Doğal Kaynakların Korunması Şart
Yenilenebilir enerji kapasitesinin artırılması için gerekli izin süreçlerinin, doğal kaynakları ve ekosistemi koruma esaslarına uygun yapılması gerekiyor. Uzmanlar, enerji dönüşüm projelerinin doğal varlıkları koruyacak, tarımsal arazilere zarar vermeyecek ve ekosistemleri koruyacak şekilde planlanması gerektiğini vurguluyor. Özellikle aşağıdaki prensiplere dikkat çekiliyor:
- Biyolojik Çeşitlilik Korunmalı: Projeler ekosistemleri olumsuz etkilememeli.
- Arazi Kullanımı Planlı Yapılmalı: Tarımsal verimliliği yüksek alanlar enerji projeleri için kullanılmamalı.
- Yerel Haklar Gözetilmeli: Yöre halkının ekolojik ve sosyal hakları korunmalı.
Nükleer Enerji Tartışması
Nükleer enerji yatırımlarına dair soru işaretleri devam ediyor. Yenilenebilir enerjinin güvenli ve sürdürülebilir bir alternatif olduğunu belirten uzmanlar, yüksek maliyet, dışa bağımlılık ve güvenlik riskleri nedeniyle nükleer enerji yerine güneş ve rüzgâr enerjisine odaklanılması gerektiğini vurguluyor.

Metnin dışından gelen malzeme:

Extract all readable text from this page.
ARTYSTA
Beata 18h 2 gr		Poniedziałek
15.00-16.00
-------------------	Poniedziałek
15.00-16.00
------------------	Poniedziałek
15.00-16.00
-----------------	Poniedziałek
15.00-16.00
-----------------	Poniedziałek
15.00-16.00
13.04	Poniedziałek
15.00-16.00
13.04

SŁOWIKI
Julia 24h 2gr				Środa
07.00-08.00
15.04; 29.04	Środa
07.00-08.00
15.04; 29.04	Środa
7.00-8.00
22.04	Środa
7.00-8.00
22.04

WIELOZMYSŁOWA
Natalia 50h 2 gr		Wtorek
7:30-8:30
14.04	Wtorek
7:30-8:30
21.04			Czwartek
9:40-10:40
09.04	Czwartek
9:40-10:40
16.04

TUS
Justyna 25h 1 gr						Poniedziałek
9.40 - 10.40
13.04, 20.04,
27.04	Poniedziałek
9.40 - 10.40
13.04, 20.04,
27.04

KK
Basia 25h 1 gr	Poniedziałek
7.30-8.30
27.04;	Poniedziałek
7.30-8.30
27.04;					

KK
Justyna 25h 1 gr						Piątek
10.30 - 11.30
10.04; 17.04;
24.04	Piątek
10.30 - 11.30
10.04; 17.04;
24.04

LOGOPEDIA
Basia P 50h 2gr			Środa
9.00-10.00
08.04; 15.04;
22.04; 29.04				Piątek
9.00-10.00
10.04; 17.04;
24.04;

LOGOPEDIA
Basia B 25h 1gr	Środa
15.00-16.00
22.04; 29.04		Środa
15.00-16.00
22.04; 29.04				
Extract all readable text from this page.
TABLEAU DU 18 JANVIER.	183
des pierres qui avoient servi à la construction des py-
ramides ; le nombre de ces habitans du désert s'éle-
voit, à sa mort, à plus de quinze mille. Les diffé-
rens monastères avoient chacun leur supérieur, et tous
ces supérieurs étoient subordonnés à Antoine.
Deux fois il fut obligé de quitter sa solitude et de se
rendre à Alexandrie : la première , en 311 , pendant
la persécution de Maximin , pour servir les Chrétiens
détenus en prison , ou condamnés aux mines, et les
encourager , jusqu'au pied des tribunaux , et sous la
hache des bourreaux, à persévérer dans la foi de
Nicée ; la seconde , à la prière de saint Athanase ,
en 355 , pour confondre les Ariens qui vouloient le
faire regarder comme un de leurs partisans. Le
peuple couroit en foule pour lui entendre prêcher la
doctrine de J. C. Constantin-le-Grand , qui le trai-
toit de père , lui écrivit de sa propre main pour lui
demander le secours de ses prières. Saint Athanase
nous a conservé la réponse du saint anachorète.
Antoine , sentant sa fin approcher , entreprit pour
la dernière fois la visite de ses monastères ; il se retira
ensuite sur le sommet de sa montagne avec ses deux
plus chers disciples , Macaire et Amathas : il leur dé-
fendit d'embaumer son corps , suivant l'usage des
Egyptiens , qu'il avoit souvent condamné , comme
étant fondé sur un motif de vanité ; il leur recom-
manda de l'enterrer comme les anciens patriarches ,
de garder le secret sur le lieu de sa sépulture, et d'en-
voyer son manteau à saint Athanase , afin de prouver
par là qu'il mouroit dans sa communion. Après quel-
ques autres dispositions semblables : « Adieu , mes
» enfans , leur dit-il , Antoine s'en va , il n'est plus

Türkiye için Enerji Dönüşümü Hedefi
2035 yılı için belirlenen 120 GW güneş ve rüzgâr enerjisi kapasitesi, Türkiye’nin enerji dönüşümünde önemli bir adımı temsil ediyor. Uzmanlara göre bu hedef, Türkiye’nin emisyon azaltma yolunda ilerlemesini sağlamakla kalmayıp, aynı zamanda iddialı iklim hedeflerine ulaşmasının da önünü açıyor.
Adil Geçiş ve İklim Adaleti Talebi
İklim ve enerji alanında faaliyet gösteren kuruluşlar, kimsenin geride bırakılmadığı bir enerji dönüşümü için Adil Geçiş Mekanizması kurulmasını öneriyor. Bu mekanizmanın, yeni iş olanakları yaratacak şekilde yerel ekonomilere katkı sunması bekleniyor. Ayrıca, karbon fiyatlandırması yoluyla elde edilecek gelirlerin de enerji dönüşümü için destek fonu olarak kullanılması öneriliyor.